Oct. 1 (HealthDay News) -- Older women sleep longer and better than older men, even though many women believe they have worse sleep, researchers in the Netherlands have found.

The study of 956 people, aged 59 to 79, found that women reported less and poorer sleep than men on all of the self-reported measures, including a 13.2 minute shorter total sleep time (6.79 hours versus 7.01 hours), 10.1 minute longer sleep onset latency, and a 4.2 percent lower sleep efficiency.

However, when the researchers recorded actual sleep data, they found that women slept an average 16 minutes longer than men (estimated 6.65 hours versus 6.40 hours), had a 1.2 percent higher sleep efficiency, and had less fragmented sleep.

Closer investigation revealed that the discrepancies between the women's self-reported and actual quality of sleep were partly explained by factors such as use of sleep medication.

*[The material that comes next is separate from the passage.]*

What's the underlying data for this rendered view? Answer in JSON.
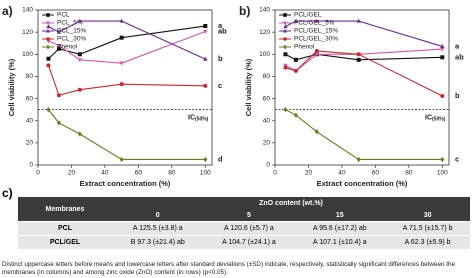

Women were more likely than men to use sleep medications (14.9 percent versus 6.1 percent). Both sleep medication use and depressive symptoms were related to significantly shorter self-reported sleep times, the study authors noted.

The researchers said they were surprised to find that women slept longer and better, and reported their sleep duration more accurately, than men.

"The difference between subjective and objective sleep quality arises not because women are more likely to be complainers, but because men strongly overestimate their sleep duration," principal investigator Dr. Henning Tiemeier, an associate professor of psychiatric epidemiology at the Erasmus Medical Center in Rotterdam, said in a news release from the American Academy of Sleep Medicine.

The researchers also noted that women may require more sleep than men, meaning the same amount of sleep may be adequate for men but not for women.

The study appears in the Oct. 1 issue of the journal Sleep.